How does a divorce affect retirement plans?

Retirement in a Bucks County Divorce

The distribution of retirement accounts in a divorce can be tricky.  First of all, in retirement plans such as IRAs and 401(k) plans, only the amount contributed (and its accretion of value) during the marriage years can be distributed in a Bucks County divorce.  The spouse who owns the IRA can keep any portion he/she contributed prior to the marriage.  Exactly how the remaining monies from these plans will be distributed should be discussed thoroughly with an attorney or financial advisor. There are considerable tax consequences if the IRA or 401(k) is cashed. In some instances, spouses may trade one asset for another such as one spouse will retain his/her  401(k) plan in exchange for the other spouse keeping a major asset such as a house or cash. In other instances, the value of the plan will be divided in a manner agreeable to both parties.  Pensions are a different matter since it is difficult to determine its projected value.

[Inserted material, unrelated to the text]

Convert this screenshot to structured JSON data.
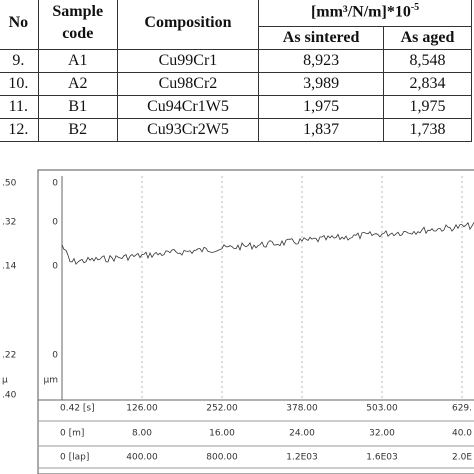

The advice of an attorney or financial advisor is critical when deciding about dividing a pension.    

QDRO in a Divorce

Your Bucks County divorce lawyer should inform you about a "QDRO" or Qualified Domestic Relations Order.  Specifically, a QDRO is a vehicle to have your portion of a retirement account transferred into or out of your account.  This is done to minimize tax implications.  Typically, your attorney will employ a company that specializes in QDRO preparation to ensure the pension is transferred properly and to avoid IRS issues.  

As you can see, there are a multitude of issues and concerns relating to a pension and retirement account in a divorce.  You not only have to be concerned about the valuation of the account, but how it is transferred.  Very complicated stuff that requires a lot of strategy.